À l’occasion des bouleversements que vient de subir Copenhague, et des recherches s’ensuivant, on a retrouvé quelques paragraphes d’un conte inédit de Christian Andersen, dont nous livrons à nos lecteurs la primeur.
À l’occasion des bouleversements que vient de subir Copenhague, et des recherches s’ensuivant, on a retrouvé quelques paragraphes d’un conte inédit de Christian Andersen, dont nous livrons à nos lecteurs la primeur. Il faut espérer que son dénouement remontera bientôt à la surface.
Au bout d’un continent, sur une péninsule aux contours chantournés, s’étendait un vaste empire, Ørop, que l’histoire avait cruellement éprouvé. Elle avait fomenté sur son territoire, deux ou trois générations plus tôt, des crimes tellement épouvantables, infligé de telles souffrances et de si terribles destructions à ses peuples, qu’il avait décidé de la quitter, de sortir d’elle, de faire comme si elle n’avait plus cours.
Le consensus était que rien n’arrivait : rien qui relevât en tout cas de la grande politique, des annales des peuples, du destin des empires. Comme sujet de conversation et de débat l’économie était tolérée, et même encouragée, en guise de récit de substitution. Pour le reste, c’était à qui se tairait le mieux, fût-ce en prononçant de grands discours. Voulût-on faire carrière en politique, ou dans la presse, il fallait adopter pour devise : Je dirais même moins. Et quelque charge qu’on briguât dans Ørop, il fallait offrir la garantie qu’on ne verrait rien, qu’on n’entendrait rien et surtout qu’on ne dirait rien. Si quelque chose se faisait entendre néanmoins, les ambitieux et les prudents étaient jugés sur leur capacité à traduire ce bruit en néant, en colonnes de chiffres, en alibis tarabiscotés. Les malheureux qui ne maîtrisaient pas cet art, et qui disaient comme ils pouvaient que l’empire sombrait, que son territoire était envahi, que son peuple était remplacé par d’autres, ceux-là étaient traînés dans la boue et devant les tribunaux, persécutés, exclus de la communauté impériale.
L’ennui pour ce vaste empire, qui avait été riche et puissant, c’est que le reste du monde, lui, n’ayant pas les mêmes raisons de sortir de l’histoire, n’avait pas la moindre intention de le faire ; et trouvait bien ridicule qu’il le fît, s’étant délibérément ôté tout moyen juridique et militaire de protéger ses frontières, puisqu’il avait décidé que rien n’arrivait, ni ne pouvait arriver.
Or, l’histoire vomit la dérobade, le défaut : surtout lorsqu’elle pressent qu’ils sont organisés contre elle.

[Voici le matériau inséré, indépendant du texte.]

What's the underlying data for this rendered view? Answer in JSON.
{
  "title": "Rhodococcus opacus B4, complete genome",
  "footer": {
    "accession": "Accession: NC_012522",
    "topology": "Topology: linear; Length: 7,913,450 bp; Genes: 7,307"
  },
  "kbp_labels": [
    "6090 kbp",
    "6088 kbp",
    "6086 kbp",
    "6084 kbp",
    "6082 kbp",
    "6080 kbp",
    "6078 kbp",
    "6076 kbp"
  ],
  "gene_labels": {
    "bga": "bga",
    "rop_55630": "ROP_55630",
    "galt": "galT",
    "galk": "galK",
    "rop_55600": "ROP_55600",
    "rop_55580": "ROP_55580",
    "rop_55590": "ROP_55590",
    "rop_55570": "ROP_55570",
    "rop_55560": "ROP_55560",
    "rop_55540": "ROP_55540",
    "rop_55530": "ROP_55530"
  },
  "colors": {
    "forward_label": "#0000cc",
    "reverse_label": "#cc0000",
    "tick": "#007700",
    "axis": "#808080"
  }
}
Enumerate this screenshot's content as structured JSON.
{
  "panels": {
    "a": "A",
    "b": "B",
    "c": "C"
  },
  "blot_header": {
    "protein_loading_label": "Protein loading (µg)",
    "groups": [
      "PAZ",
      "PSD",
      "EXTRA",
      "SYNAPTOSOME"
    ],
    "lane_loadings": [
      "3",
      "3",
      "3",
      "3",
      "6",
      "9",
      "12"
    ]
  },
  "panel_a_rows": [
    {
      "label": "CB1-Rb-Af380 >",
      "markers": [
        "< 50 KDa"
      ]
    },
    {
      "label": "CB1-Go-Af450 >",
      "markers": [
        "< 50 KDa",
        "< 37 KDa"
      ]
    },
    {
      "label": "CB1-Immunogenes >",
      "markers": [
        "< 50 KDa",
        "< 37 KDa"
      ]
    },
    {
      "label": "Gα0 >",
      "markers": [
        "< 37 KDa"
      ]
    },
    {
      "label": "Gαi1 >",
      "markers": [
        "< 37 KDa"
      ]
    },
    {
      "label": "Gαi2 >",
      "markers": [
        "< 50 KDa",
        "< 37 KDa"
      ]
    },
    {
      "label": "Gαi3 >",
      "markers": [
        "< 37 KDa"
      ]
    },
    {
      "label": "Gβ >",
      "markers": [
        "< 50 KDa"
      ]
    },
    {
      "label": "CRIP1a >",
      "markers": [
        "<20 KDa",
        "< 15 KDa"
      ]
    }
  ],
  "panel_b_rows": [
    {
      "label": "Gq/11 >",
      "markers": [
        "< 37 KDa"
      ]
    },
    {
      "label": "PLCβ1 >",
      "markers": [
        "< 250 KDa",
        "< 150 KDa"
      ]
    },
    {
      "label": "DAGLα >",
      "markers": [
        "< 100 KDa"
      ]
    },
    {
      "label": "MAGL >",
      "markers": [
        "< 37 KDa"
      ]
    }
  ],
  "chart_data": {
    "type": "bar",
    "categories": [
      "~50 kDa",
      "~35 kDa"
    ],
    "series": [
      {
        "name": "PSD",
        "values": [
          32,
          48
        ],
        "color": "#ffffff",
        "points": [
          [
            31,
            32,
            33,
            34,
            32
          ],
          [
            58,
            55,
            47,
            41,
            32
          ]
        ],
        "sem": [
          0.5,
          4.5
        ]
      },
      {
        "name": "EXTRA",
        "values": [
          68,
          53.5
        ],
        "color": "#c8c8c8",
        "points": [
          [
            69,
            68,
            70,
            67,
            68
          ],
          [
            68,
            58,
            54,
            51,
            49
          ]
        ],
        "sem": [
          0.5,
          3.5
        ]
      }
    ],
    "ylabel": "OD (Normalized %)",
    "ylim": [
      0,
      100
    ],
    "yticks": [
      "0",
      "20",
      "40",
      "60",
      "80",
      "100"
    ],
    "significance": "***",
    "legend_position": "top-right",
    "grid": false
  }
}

Cet empire, donc, était bel et bien envahi. Les autres nations et les autres peuples auraient jugé trop bête de ne le conquérir point, puisqu’il les y invitait par son absence à lui-même.
L’invasion revêtait deux formes — ou plutôt trois.
La première était tout à fait placide : les envahisseurs se contentant d’être là, de plus en plus nombreux, comme des corbeaux attendent en rangs serrés la fin d’une bataille.
La deuxième était plus classique : pour imposer sa loi elle procédait par le meurtre, la terreur et l’assassinat.
Quant à la troisième, c’était une combinaison des deux autres : sorte de sas intermédiaire, une délinquance aux mille visages, civile, mais qui servait d’école d’apprentissage à la conquête par le fer et le feu.
Pourtant l’empire s’obstinait : il n’arrivait rien, il n’arrivait rien, il n’arrivait rien. Si néanmoins le sang coulait avec trop d’abondance pour n’être tout à fait pas vu, les citoyens descendaient en masse dans la rue pour réclamer plus de la même chose, ce changement de peuple qu’ils nommaient comiquement vivre ensemble. Pas d’amalgame !, criaient-ils, c’est-à-dire : Pas de vérité ! Et aussi : À bas les effets ! Vivent les causes !
Or, un jour que le vivre ensemble avait tué plus de monde encore que d’habitude, profané plus d’églises et de synagogues, souillé plus de tombes et rendu la vie impossible a plus d’anciens citoyens de l’empire, il arriva qu’un enfant de cinq ans, que sa faiblesse constitutive avait empêché de suivre à l’école l’enseignement de l’oubli et la pédagogie de l’hébétude, pourtant de règle dans l’empire, s’écria…
Ici s’arrête brutalement le manuscrit retrouvé.